On ~7.3k real GenBank mRNA records spanning **all five organisms and their loci**
(committed, gzipped test fixtures), region concordance with IgBLAST on productive
records is **98–99.7%** per organism; `junction_aa`/`cdr3_aa` match IgBLAST ~99%
and satisfy the AIRR invariants exactly. V-gene assignment agrees ~100%. (GenBank
also contains genomic/partial/non-productive entries that confuse both tools; those
are excluded from the comparison.)

**Bulk RNA-seq is much faster than amplicon**, because mmseqs prefilters by k-mer
matching — reads with no receptor k-mer are rejected before alignment. At 150 nt
reads, 16 threads (`scripts/bench_prefilter.py`):

| receptor content | throughput |
|-----------------:|-----------:|
| 100% (amplicon)  | ~5.7k reads/s |
| 10%              | ~19k reads/s |
| 1% (blood RNA-seq) | ~25k reads/s |

Extrapolated to a **32-core node**, a 30M-read bulk RNA-seq library (~1% receptor)
annotates in roughly **10–20 min** — the same order of magnitude as a STAR genome
alignment pass on the same data (STAR is faster per read, but arda maps only to a
tiny germline DB and the non-receptor majority costs just prefilter rejection).
Large FASTQ is **streamed in bounded chunks** (a background reader prefetches the
next chunk while the current one is annotated), so memory stays flat regardless of
input size — `--chunk-size` tunes it.

## Roadmap / TODO

See [`ROADMAP.md`](ROADMAP.md).

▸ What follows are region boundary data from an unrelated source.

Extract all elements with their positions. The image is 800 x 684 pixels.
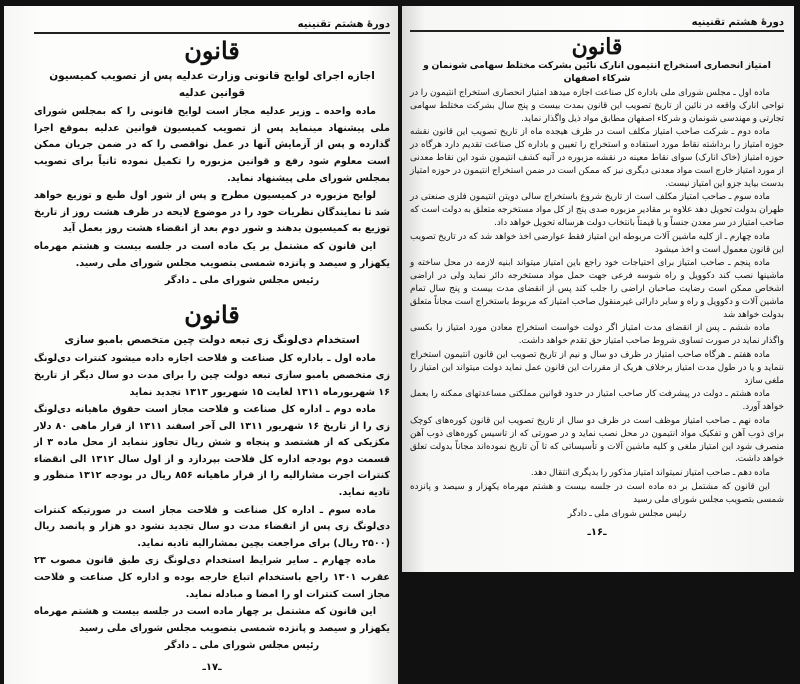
signature: رئیس مجلس شورای ملی ـ دادگر [567,508,687,519]
law-article: ماده اول ـ مجلس شورای ملی باداره کل صناعت اجازه میدهد امتیاز انحصاری استخراج انتیمون را در نواحی انارک واقعه در نائین از تاریخ تصویب این قانون بمدت بیست و پنج سال بشرکت مختلط سهامی تجارتی و مهندسی شونمان و شرکاء اصفهان مطابق مواد ذیل واگذار نماید. [410,88,784,124]
page-number: ـ۱۶ـ [587,527,607,539]
page-header: دورهٔ هشتم تقنینیه [691,17,784,28]
law-article: ماده واحده ـ وزیر عدلیه مجاز است لوایح قانونی را که بمجلس شورای ملی پیشنهاد مینماید پس از تصویب کمیسیون قوانین عدلیه بموقع اجرا گذارده و پس از آزمایش آنها در عمل نواقصی را که در ضمن جریان ممکن است معلوم شود رفع و قوانین مزبوره را تکمیل نموده ثانیاً برای تصویب بمجلس شورای ملی پیشنهاد نماید. [34,106,390,184]
law-article: ماده ششم ـ پس از انقضای مدت امتیاز اگر دولت خواست استخراج معادن مورد امتیاز را بکسی واگذار نماید در صورت تساوی شروط صاحب امتیاز حق تقدم خواهد داشت. [410,323,784,347]
page-header: دورهٔ هشتم تقنینیه [297,19,390,30]
law-article: ماده چهارم ـ سایر شرایط استخدام دی‌لونگ زی طبق قانون مصوب ۲۳ عقرب ۱۳۰۱ راجع باستخدام اتباع خارجه بوده و اداره کل صناعت و فلاحت مجاز است کنترات او را امضا و مبادله نماید. [34,555,390,600]
law-article: ماده سوم ـ اداره کل صناعت و فلاحت مجاز است در صورتیکه کنترات دی‌لونگ زی پس از انقضاء مدت دو سال تجدید نشود دو هزار و پانصد ریال (۲۵۰۰ ریال) برای مراجعت بچین بمشارالیه تادیه نماید. [34,504,390,549]
signature: رئیس مجلس شورای ملی ـ دادگر [164,275,320,287]
law-article: ماده هفتم ـ هرگاه صاحب امتیاز در ظرف دو سال و نیم از تاریخ تصویب این قانون انتیمون استخراج ننماید و یا در طول مدت امتیاز برخلاف هریک از مقررات این قانون عمل نماید دولت میتواند این امتیاز را ملغی سازد [410,349,784,386]
section-gap [34,290,390,300]
law-article: ماده هشتم ـ دولت در پیشرفت کار صاحب امتیاز در حدود قوانین مملکتی مساعدتهای ممکنه را بعمل خواهد آورد. [410,389,784,413]
law-title: قانون [571,34,623,60]
law-title: قانون [184,36,240,65]
law-subtitle: اجازه اجرای لوایح قانونی وزارت عدلیه پس از تصویب کمیسیون قوانین عدلیه [49,70,375,99]
law-article: این قانون که مشتمل بر ده ماده است در جلسه بیست و هشتم مهرماه یکهزار و سیصد و پانزده شمسی بتصویب مجلس شورای ملی رسید [410,481,784,505]
law-article: ماده دهم ـ صاحب امتیاز نمیتواند امتیاز مذکور را بدیگری انتقال دهد. [530,468,770,479]
law-article: این قانون که مشتمل بر یک ماده است در جلسه بیست و هشتم مهرماه یکهزار و سیصد و پانزده شمسی بتصویب مجلس شورای ملی رسید. [34,240,390,269]
left-page [4,6,398,684]
law-article: ماده چهارم ـ از کلیه ماشین آلات مربوطه این امتیاز فقط عوارضی اخذ خواهد شد که در تاریخ تصویب این قانون معمول است و اخذ میشود [410,231,784,255]
law-article: ماده نهم ـ صاحب امتیاز موظف است در ظرف دو سال از تاریخ تصویب این قانون کوره‌های کوچک برای ذوب آهن و تفکیک مواد انتیمون در محل نصب نماید و در صورتی که از تاسیس کوره‌های ذوب آهن منصرف شود این امتیاز ملغی و کلیه ماشین آلات و تأسیساتی که تا آن تاریخ نموده‌اند مجاناً بدولت تعلق خواهد داشت. [410,415,784,465]
law-title: قانون [184,299,240,329]
law-article: ماده دوم ـ اداره کل صناعت و فلاحت مجاز است حقوق ماهیانه دی‌لونگ زی را از تاریخ ۱۶ شهریور ۱۳۱۱ الی آخر اسفند ۱۳۱۱ از قرار ماهی ۸۰ دلار مکزیکی که از هشتصد و پنجاه و شش ریال تجاوز ننماید از محل ماده ۳ از قسمت دوم بودجه اداره کل فلاحت بپردازد و از اول سال ۱۳۱۲ الی انقضاء کنترات اجرت مشارالیه را از قرار ماهیانه ۸۵۶ ریال در بودجه ۱۳۱۲ منظور و تادیه نماید. [34,404,390,499]
law-article: ماده پنجم ـ صاحب امتیاز برای احتیاجات خود راجع باین امتیاز میتواند ابنیه لازمه در محل ساخته و ماشینها نصب کند دکوویل و راه شوسه فرعی جهت حمل مواد مستخرجه دائر نماید ولی در اراضی اشخاص ممکن است رضایت صاحبان اراضی را جلب کند پس از انقضای مدت بیست و پنج سال تمام ماشین آلات و دکوویل و راه و سایر دارائی غیرمنقول صاحب امتیاز که مربوط باستخراج است مجاناً متعلق بدولت خواهد شد [410,258,784,320]
signature: رئیس مجلس شورای ملی ـ دادگر [164,640,320,652]
law-article: این قانون که مشتمل بر چهار ماده است در جلسه بیست و هشتم مهرماه یکهزار و سیصد و پانزده شمسی بتصویب مجلس شورای ملی رسید [34,606,390,634]
law-article: ماده سوم ـ صاحب امتیاز مکلف است از تاریخ شروع باستخراج سالی دویتن انتیمون فلزی صنعتی در طهران بدولت تحویل دهد علاوه بر مقادیر مزبوره صدی پنج از کل مواد مستخرجه متعلق به دولت است که صاحب امتیاز در سر معدن جنساً و یا قیمتاً بانتخاب دولت هرساله تحویل خواهد داد. [410,192,784,228]
header-rule [34,32,390,34]
law-article: ماده اول ـ باداره کل صناعت و فلاحت اجازه داده میشود کنترات دی‌لونگ زی متخصص بامبو سازی تبعه دولت چین را برای مدت دو سال دیگر از تاریخ ۱۶ شهریورماه ۱۳۱۱ لغایت ۱۵ شهریور ۱۳۱۳ تجدید نماید [34,353,390,398]
right-page [402,6,794,572]
law-article: ماده دوم ـ شرکت صاحب امتیاز مکلف است در ظرف هیجده ماه از تاریخ تصویب این قانون نقشه حوزه امتیاز را برداشته نقاط مورد استفاده و استخراج را تعیین و باداره کل صناعت تقدیم دارد هرگاه در حوزه امتیاز (خاک انارک) سوای نقاط معینه در نقشه مزبوره در آتیه کشف انتیمون شود این نقاط معدنی از مورد امتیاز خارج است مواد معدنی دیگری نیز که ممکن است در ضمن استخراج انتیمون در حوزه امتیاز بدست بیاید جزو این امتیاز نیست. [410,127,784,189]
header-rule [410,30,784,32]
page-content [410,34,784,520]
law-subtitle: امتیاز انحصاری استخراج انتیمون انارک نائین بشرکت مختلط سهامی شونمان و شرکاء اصفهان [423,60,771,84]
page-number: ـ۱۷ـ [202,662,222,673]
law-article: لوایح مزبوره در کمیسیون مطرح و پس از شور اول طبع و توزیع خواهد شد تا نمایندگان نظریات خود را در موضوع لایحه در ظرف هشت روز از تاریخ توزیع به کمیسیون بدهند و شور دوم بعد از انقضاء هشت روز بعمل آید [34,190,390,235]
page-content [34,36,390,655]
law-subtitle: استخدام دی‌لونگ زی تبعه دولت چین متخصص بامبو سازی [64,333,360,346]
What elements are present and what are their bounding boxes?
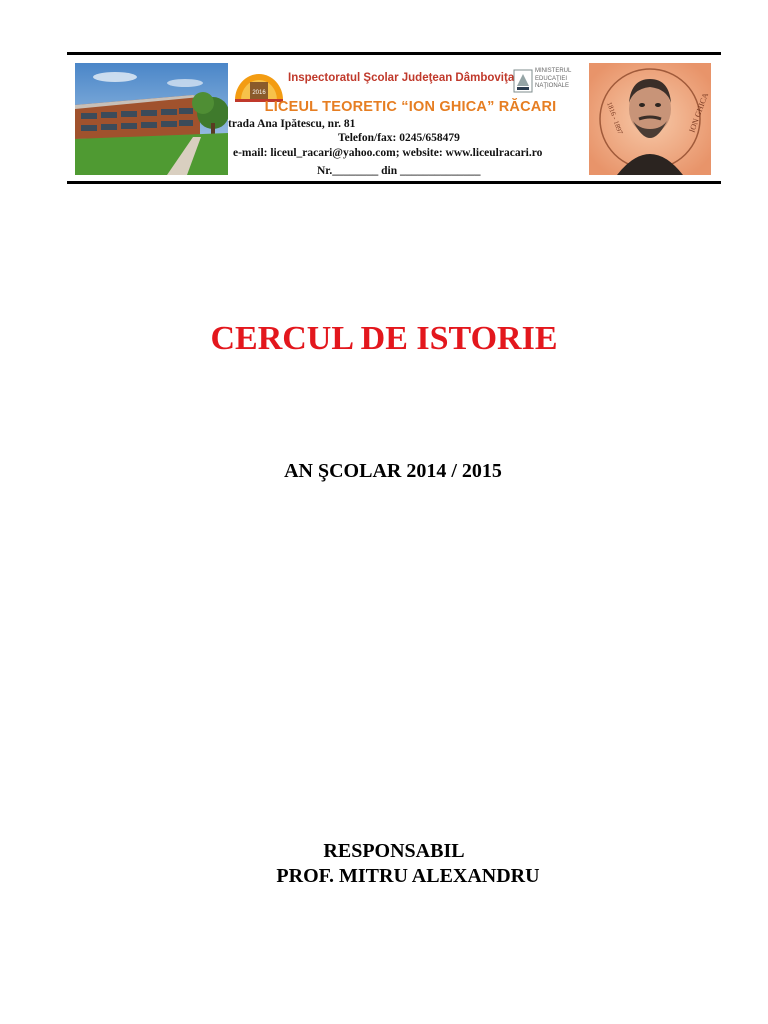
registration-number-line: Nr.________ din ______________ bbox=[317, 165, 481, 177]
school-email-website: e-mail: liceul_racari@yahoo.com; website: www.liceulracari.ro bbox=[233, 147, 543, 159]
document-title: CERCUL DE ISTORIE bbox=[210, 320, 558, 357]
school-phone: Telefon/fax: 0245/658479 bbox=[338, 132, 460, 144]
ion-ghica-portrait bbox=[589, 63, 711, 175]
school-building-photo bbox=[75, 63, 228, 175]
inspectorate-name: Inspectoratul Şcolar Judeţean Dâmboviţa bbox=[288, 72, 515, 84]
header-bottom-rule bbox=[67, 181, 721, 184]
school-address: trada Ana Ipătescu, nr. 81 bbox=[228, 118, 356, 130]
letterhead-text bbox=[228, 60, 585, 178]
ministry-line-3: NAŢIONALE bbox=[535, 83, 570, 89]
ministry-line-2: EDUCAŢIEI bbox=[535, 75, 568, 82]
portrait-years: 1816 - 1897 bbox=[605, 100, 625, 136]
logo-year: 2016 bbox=[252, 90, 266, 96]
inspectorate-logo bbox=[233, 70, 285, 102]
responsible-label: RESPONSABIL bbox=[323, 840, 465, 862]
ministry-name bbox=[535, 68, 583, 91]
school-year: AN ŞCOLAR 2014 / 2015 bbox=[284, 460, 502, 482]
responsible-name: PROF. MITRU ALEXANDRU bbox=[276, 865, 540, 887]
letterhead bbox=[73, 60, 713, 178]
school-name: LICEUL TEORETIC “ION GHICA” RĂCARI bbox=[264, 99, 557, 115]
header-top-rule bbox=[67, 52, 721, 55]
ministry-logo bbox=[513, 68, 533, 94]
ministry-line-1: MINISTERUL bbox=[535, 68, 572, 74]
portrait-caption: ION GHICA bbox=[687, 91, 711, 134]
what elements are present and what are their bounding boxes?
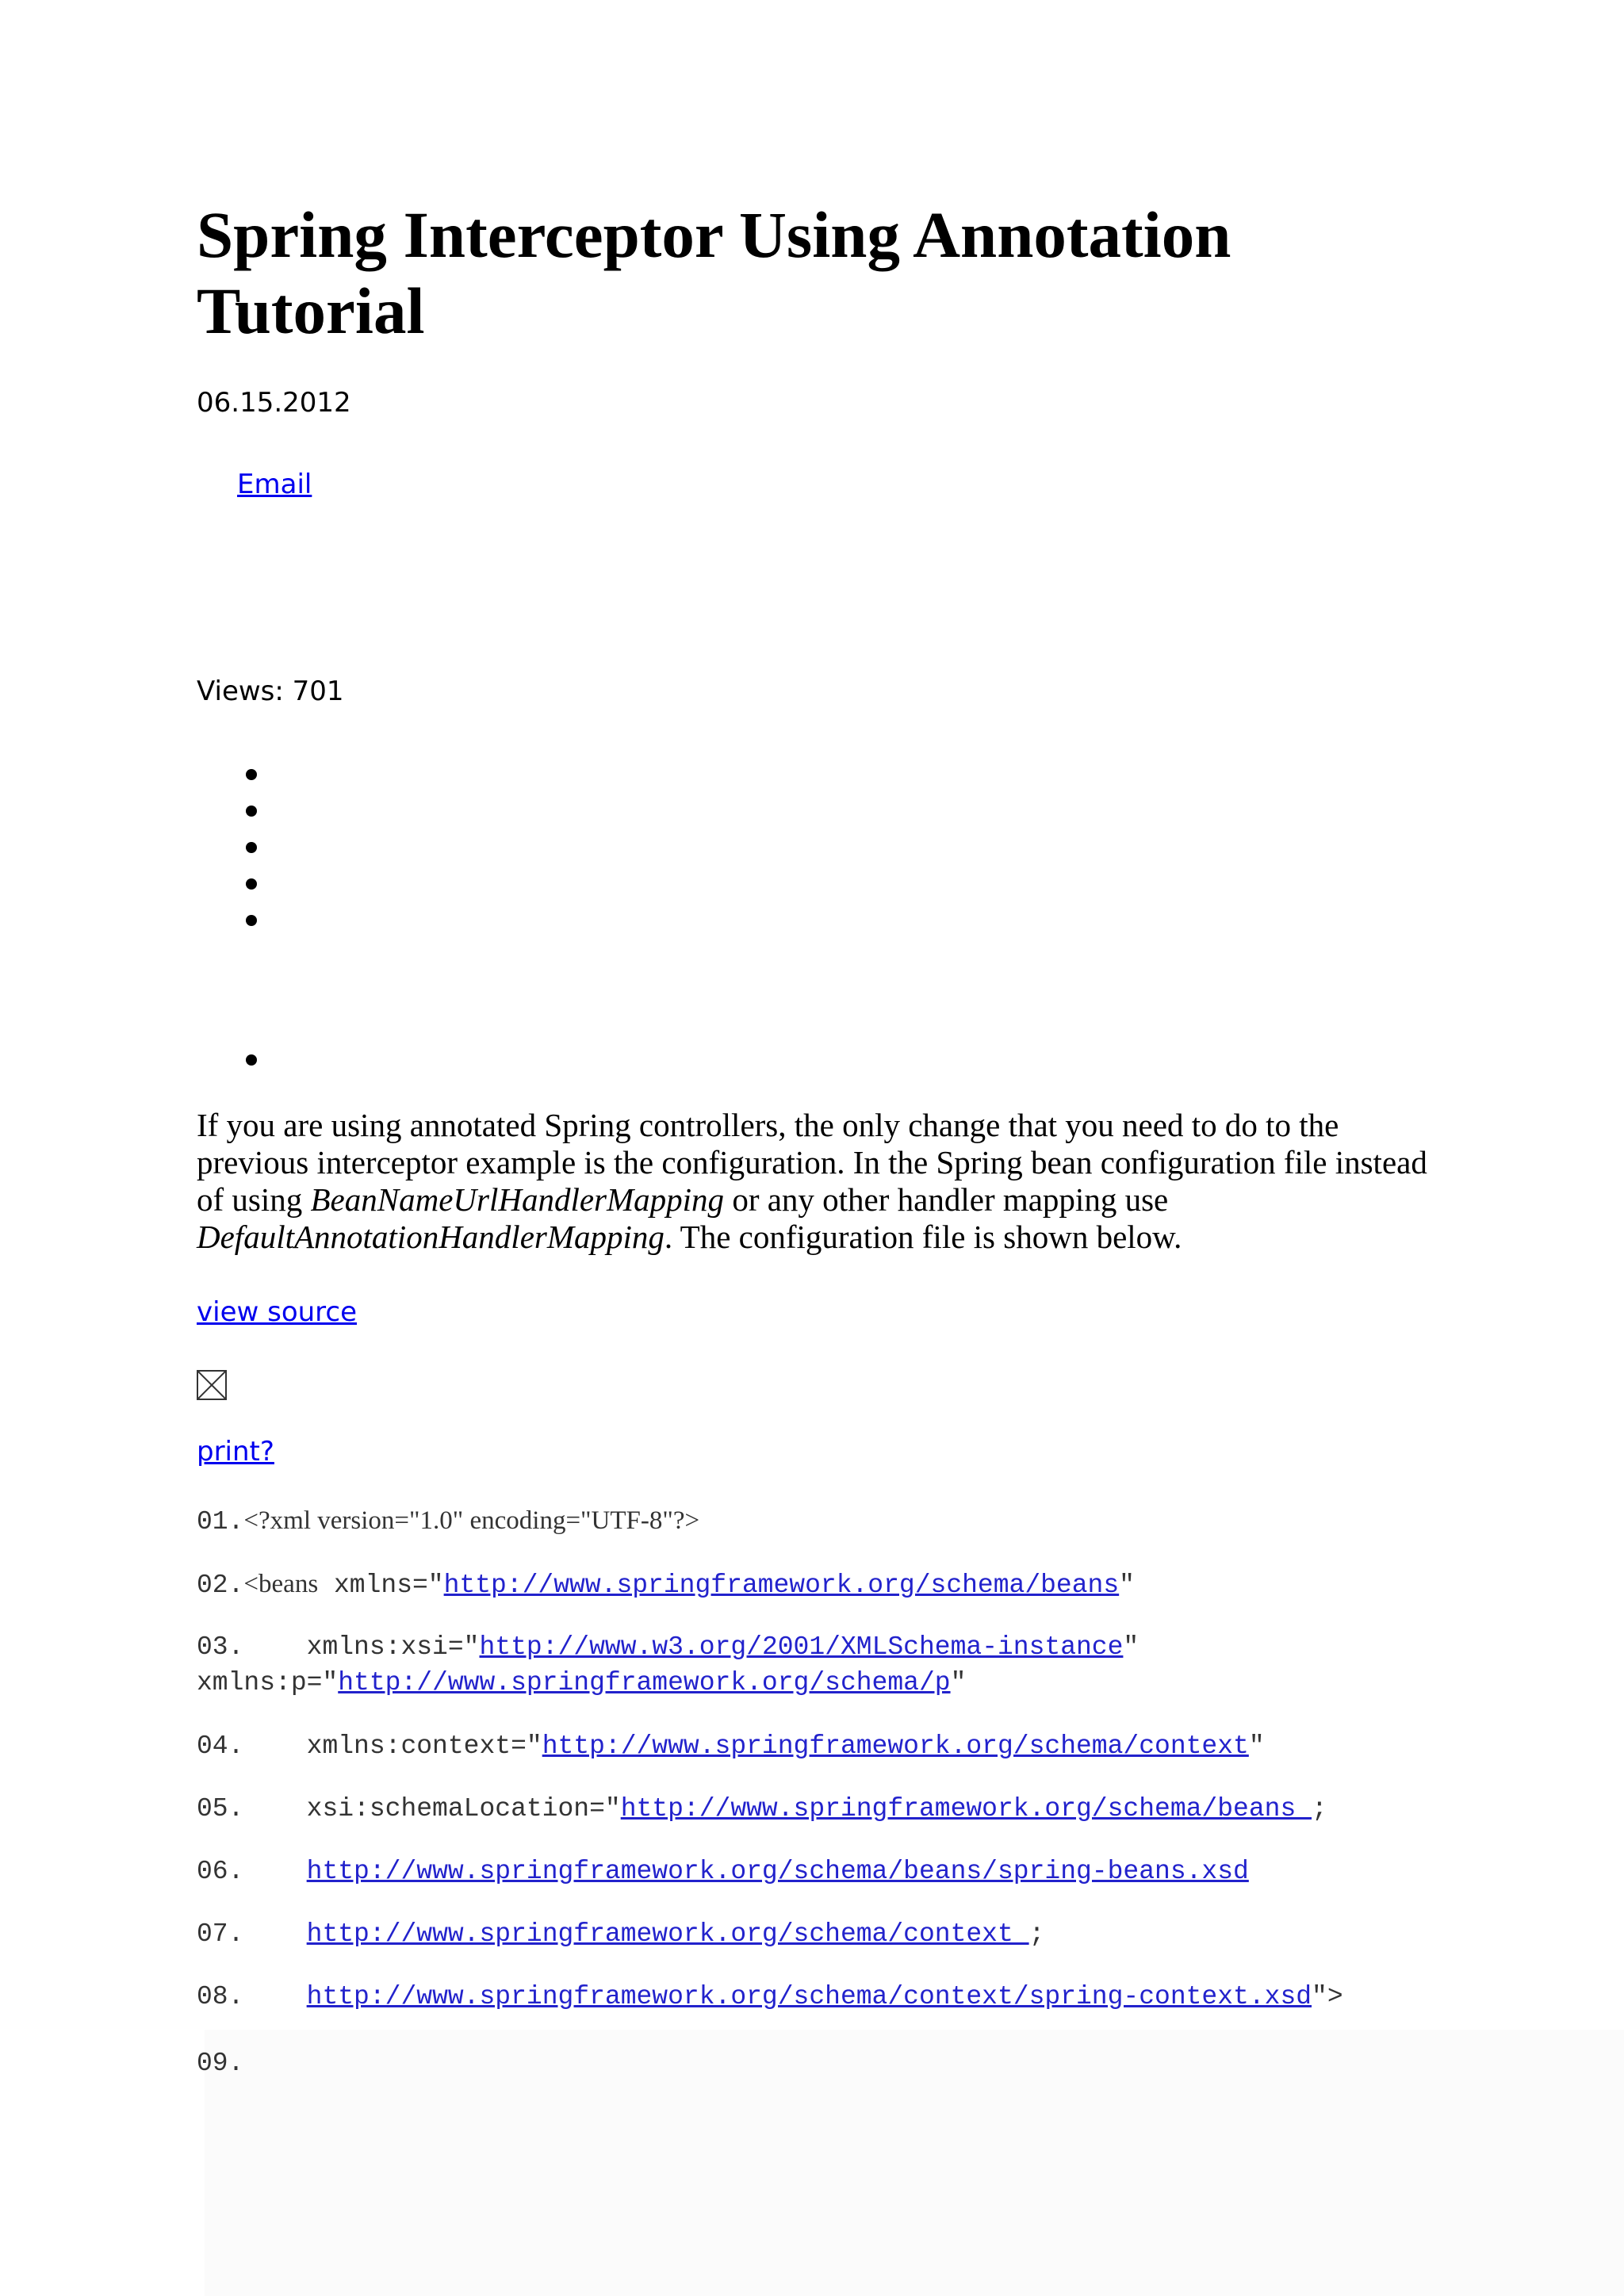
page-title: Spring Interceptor Using Annotation Tutorial (197, 198, 1231, 347)
code-line-01: 01.<?xml version="1.0" encoding="UTF-8"?> (197, 1506, 700, 1536)
share-list-bullet (246, 1054, 257, 1066)
code-url-link[interactable]: http://www.springframework.org/schema/beans (620, 1794, 1312, 1823)
code-url-link[interactable]: http://www.springframework.org/schema/p (338, 1668, 951, 1697)
share-list-bullet (246, 878, 257, 890)
code-block-background (205, 2030, 1624, 2296)
code-url-link[interactable]: http://www.springframework.org/schema/context/spring-context.xsd (306, 1982, 1312, 2011)
code-url-link[interactable]: http://www.w3.org/2001/XMLSchema-instance (479, 1632, 1124, 1662)
view-source-link[interactable]: view source (197, 1296, 358, 1328)
broken-image-icon (197, 1370, 227, 1400)
code-line-07: 07. http://www.springframework.org/schema/context ; (197, 1919, 1045, 1949)
share-list-bullet (246, 915, 257, 926)
share-list-bullet (246, 769, 257, 780)
code-line-05: 05. xsi:schemaLocation="http://www.springframework.org/schema/beans ; (197, 1794, 1327, 1823)
publish-date: 06.15.2012 (197, 387, 351, 419)
code-line-03: 03. xmlns:xsi="http://www.w3.org/2001/XMLSchema-instance" xmlns:p="http://www.springframework.org/schema/p" (197, 1632, 1139, 1697)
code-url-link[interactable]: http://www.springframework.org/schema/beans (443, 1571, 1120, 1600)
code-line-08: 08. http://www.springframework.org/schema/context/spring-context.xsd"> (197, 1982, 1343, 2011)
code-line-09: 09. (197, 2049, 244, 2078)
share-list-bullet (246, 842, 257, 853)
code-url-link[interactable]: http://www.springframework.org/schema/beans/spring-beans.xsd (306, 1857, 1249, 1886)
code-url-link[interactable]: http://www.springframework.org/schema/context (306, 1919, 1029, 1949)
code-url-link[interactable]: http://www.springframework.org/schema/context (542, 1732, 1249, 1761)
share-list-bullet (246, 806, 257, 817)
email-link[interactable]: Email (237, 469, 312, 500)
code-line-06: 06. http://www.springframework.org/schema/beans/spring-beans.xsd (197, 1857, 1249, 1886)
print-link[interactable]: print? (197, 1436, 274, 1468)
code-line-02: 02.<beans xmlns="http://www.springframework.org/schema/beans" (197, 1570, 1135, 1600)
intro-paragraph: If you are using annotated Spring controllers, the only change that you need to do to the previous interceptor example is the configuration. In the Spring bean configuration file instead of using BeanNameUrlHandlerMapping or any other handler mapping use DefaultAnnotationHandlerMapping. The configuration file is shown below. (197, 1107, 1427, 1255)
code-line-04: 04. xmlns:context="http://www.springframework.org/schema/context" (197, 1732, 1265, 1761)
view-count: Views: 701 (197, 675, 344, 707)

Done: V·J reference build (5 organisms), MMseqs2
mapping, C++ markup transfer, reverse-complement, all-loci querying, streaming I/O,
out-of-frame junctions, **D-segment mapping incl. D-D fusions**, precompiled
indexes, **multi-node (SLURM) sharding**. Next: full AIRR productivity.

## Development

```bash
pip install -e .                                  # rebuilds the C++ ext on import
python -m pytest tests/unit tests/synthetic -q    # fast suite
env ARDA_REALWORLD=1 python -m pytest tests/realworld -s   # vs IgBLAST (network)
env RUN_BENCHMARK=1   python -m pytest tests/benchmark -s  # timing/memory/scaling
```

Layout: `src/arda/{refbuild,annotate}`, C++ in `src/_markup/markup.cpp`,
references in `database/`, downloads in gitignored `bin/` + `data/`.